Между тем, любое заимствование приводит в России к художественному или, реже, интеллектуальному взлету в рамках того или иного направления только в том случае, когда оно сопровождается желанием в рамках заимствованного стиля выразить какие-то смутно выражаемые в иной форме автохтонные культурные импульсы. Освальд Шпенглер назвал такую особенность русской культуры геологическим термином «псевдоморфоза», и этот термин можно с успехом использовать при анализе различных направлений отечественного искусства и отечественной мысли, проигнорировав его несколько пежоративный подтекст.

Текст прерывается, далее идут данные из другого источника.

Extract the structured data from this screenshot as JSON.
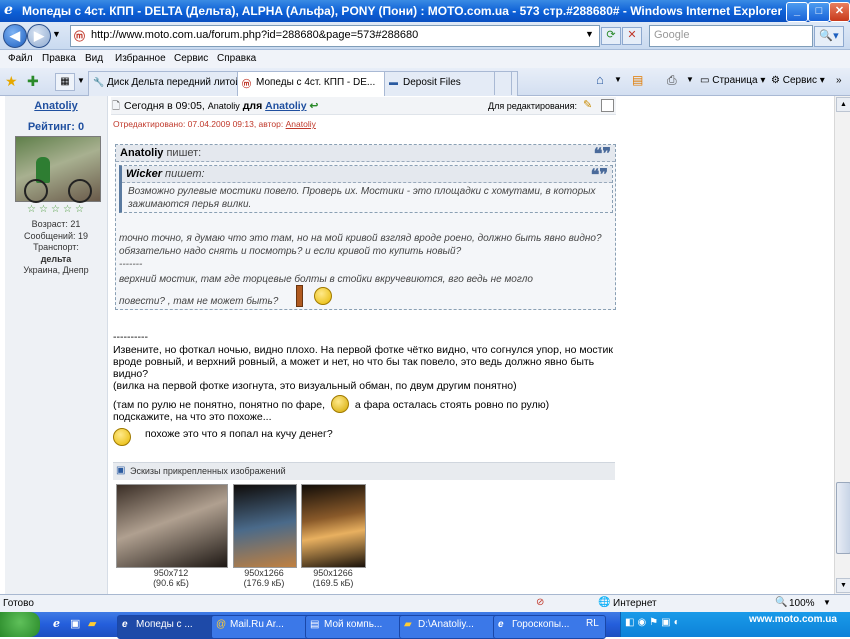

«Псевдоморфоза» — это неотъемлемая черта русской культуры, и стратегии ее преодоления – либо посредством национальной замкнутости, либо в виде полного игнорирования национального контекста – ведет к творческому бесплодию. И, напротив, всем плодотворным течениям культуры Россия обязана «псевдоморфозному» сочетанию заимствованной чужой – европейской — формы при попытке выразить с ее помощью и в противодействии с ней иным образом якобы невыразимое национальное – часто именно религиозное, православное – содержание.  «Псевдоморфозное» сознание стало необходимой предпосылкой возникновения самостоятельной русской философии с ее усвоенным из того же самого «шеллингианства» комплексом «национальной самобытности», те же тенденции  мы видим и в русском символизме, и в русской классической музыке, и в русском классическом романе. Причем этот комплекс «особости», или синдром «своеобразия»[5] служит необходимым условием художественной удачи: устрани этот комплекс из романов Толстого и Достоевского, и мы получим средних подражателей Бальзаку, Диккенсу и Виктору Гюго.

Стремление же непосредственно вписаться в культурный мир Запада, игнорируя особую «псевдоморфозную» структуру отечественной ментальности, не приводит ни к каким высоким культурным достижениям. Для успеха «псевдоморфозы» необходимо, чтобы «русский символизм», был в первую очередь «русским», а затем уже «символизмом», чтобы и «русская фантастика»  с ее нынешним преобладающим имперским пафосом являлась «русской» и даже «православной», и даже «русский рок» в его классические времена, когда к этому течению мог примыкать бард Александр Башлачев, отражал национальную специфику, даже за счет всех атрибутов рока как музыкального жанра.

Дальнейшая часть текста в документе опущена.